The Congress leader tagged a newspaper article on the list of austerity measures adopted by the central government, including a freeze on creation of new posts and hiring against posts created after July 1 across ministries and departments. The article states before filling up any vacant post, it would be mandatory to obtain the Department of Expenditure’s approval.
Attacks Modi’s economic policies
Gandhi has often led the Opposition in criticising the policies adopted by PM Modi’s government. He has sharpened his attacks on the central government, especially its handling of the Indian economy. But, the ruling BJP has dismissed his allegations in the past.

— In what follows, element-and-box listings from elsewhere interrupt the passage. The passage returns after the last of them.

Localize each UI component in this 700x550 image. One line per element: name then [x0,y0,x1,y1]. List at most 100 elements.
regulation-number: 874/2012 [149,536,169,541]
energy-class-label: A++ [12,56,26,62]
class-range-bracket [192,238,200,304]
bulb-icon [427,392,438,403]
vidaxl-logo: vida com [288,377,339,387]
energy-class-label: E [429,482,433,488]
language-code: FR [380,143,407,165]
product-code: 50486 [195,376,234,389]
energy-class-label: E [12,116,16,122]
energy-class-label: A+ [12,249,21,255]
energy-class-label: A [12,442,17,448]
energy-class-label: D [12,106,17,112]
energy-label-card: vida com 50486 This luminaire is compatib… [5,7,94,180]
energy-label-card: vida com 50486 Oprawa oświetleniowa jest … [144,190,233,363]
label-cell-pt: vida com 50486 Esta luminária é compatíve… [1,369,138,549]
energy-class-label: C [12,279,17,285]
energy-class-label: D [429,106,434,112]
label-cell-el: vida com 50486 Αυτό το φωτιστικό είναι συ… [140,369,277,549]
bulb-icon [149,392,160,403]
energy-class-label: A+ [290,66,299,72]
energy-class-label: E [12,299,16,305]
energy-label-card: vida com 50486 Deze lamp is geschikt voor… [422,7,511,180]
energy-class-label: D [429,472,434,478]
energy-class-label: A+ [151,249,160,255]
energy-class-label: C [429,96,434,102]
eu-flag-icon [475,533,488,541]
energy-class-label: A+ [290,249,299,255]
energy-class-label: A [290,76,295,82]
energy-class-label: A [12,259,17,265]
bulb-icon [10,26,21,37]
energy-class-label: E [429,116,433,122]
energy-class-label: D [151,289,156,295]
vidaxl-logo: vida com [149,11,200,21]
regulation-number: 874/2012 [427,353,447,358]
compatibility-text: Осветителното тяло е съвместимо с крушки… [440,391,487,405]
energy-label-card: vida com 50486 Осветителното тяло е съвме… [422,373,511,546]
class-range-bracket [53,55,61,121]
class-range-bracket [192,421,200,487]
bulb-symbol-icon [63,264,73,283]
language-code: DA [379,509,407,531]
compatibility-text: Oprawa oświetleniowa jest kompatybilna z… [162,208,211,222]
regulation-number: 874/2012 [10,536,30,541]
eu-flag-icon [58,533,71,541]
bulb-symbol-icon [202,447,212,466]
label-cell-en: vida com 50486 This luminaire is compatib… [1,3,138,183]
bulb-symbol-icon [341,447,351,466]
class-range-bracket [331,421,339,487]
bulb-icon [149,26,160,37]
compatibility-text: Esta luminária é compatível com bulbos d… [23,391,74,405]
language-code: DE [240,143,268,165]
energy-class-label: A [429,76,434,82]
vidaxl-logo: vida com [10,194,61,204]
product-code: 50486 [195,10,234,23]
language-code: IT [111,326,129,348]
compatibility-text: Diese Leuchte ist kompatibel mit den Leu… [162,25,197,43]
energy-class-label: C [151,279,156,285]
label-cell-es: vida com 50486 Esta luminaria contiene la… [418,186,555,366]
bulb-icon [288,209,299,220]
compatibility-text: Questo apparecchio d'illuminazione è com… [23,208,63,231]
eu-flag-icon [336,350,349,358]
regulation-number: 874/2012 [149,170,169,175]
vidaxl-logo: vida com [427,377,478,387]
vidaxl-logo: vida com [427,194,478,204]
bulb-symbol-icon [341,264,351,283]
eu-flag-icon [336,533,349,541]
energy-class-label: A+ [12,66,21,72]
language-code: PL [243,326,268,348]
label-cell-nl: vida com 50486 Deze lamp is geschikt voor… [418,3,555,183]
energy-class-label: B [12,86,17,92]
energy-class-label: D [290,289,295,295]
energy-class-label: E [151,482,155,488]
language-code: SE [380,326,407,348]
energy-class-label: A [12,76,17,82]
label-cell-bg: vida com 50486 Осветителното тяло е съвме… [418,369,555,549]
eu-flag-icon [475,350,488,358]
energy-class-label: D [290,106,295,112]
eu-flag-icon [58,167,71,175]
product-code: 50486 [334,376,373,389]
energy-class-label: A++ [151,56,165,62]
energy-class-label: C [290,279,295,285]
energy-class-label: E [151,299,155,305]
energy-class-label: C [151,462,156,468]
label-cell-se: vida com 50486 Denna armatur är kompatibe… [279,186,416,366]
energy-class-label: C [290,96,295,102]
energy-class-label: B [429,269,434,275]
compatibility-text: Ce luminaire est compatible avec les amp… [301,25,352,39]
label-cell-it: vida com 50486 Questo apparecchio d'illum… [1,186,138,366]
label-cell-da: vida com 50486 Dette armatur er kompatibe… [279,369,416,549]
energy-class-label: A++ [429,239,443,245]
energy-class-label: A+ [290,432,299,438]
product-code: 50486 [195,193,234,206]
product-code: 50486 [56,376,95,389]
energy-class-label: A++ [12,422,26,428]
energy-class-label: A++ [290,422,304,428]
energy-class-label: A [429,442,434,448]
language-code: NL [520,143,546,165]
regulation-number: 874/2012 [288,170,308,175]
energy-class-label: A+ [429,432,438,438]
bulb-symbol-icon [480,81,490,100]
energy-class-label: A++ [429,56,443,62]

On August 30, Gandhi has launched a video explainer series on “how the Modi government has destroyed the Indian economy”. Since then, he has said the 2016 demonetisation move acted as a catalyst for the record GDP drop.
He maintained that the economy was further hurt by implementation of a “flawed GST” law. And, he said, the final nail in the coffin was the coronavirus pandemic. Because of the unplanned lockdown key industries were brought to a halt and rendered millions of people jobless, he added.
The former Congress chief frequently had advised the government to consider immediate social welfare measures to help the poor. Rahul has also urged the government to consider, among other measures, direct cash injections to the poor. He argued that increased spending is the more effective way to jump-start the stuttering economy.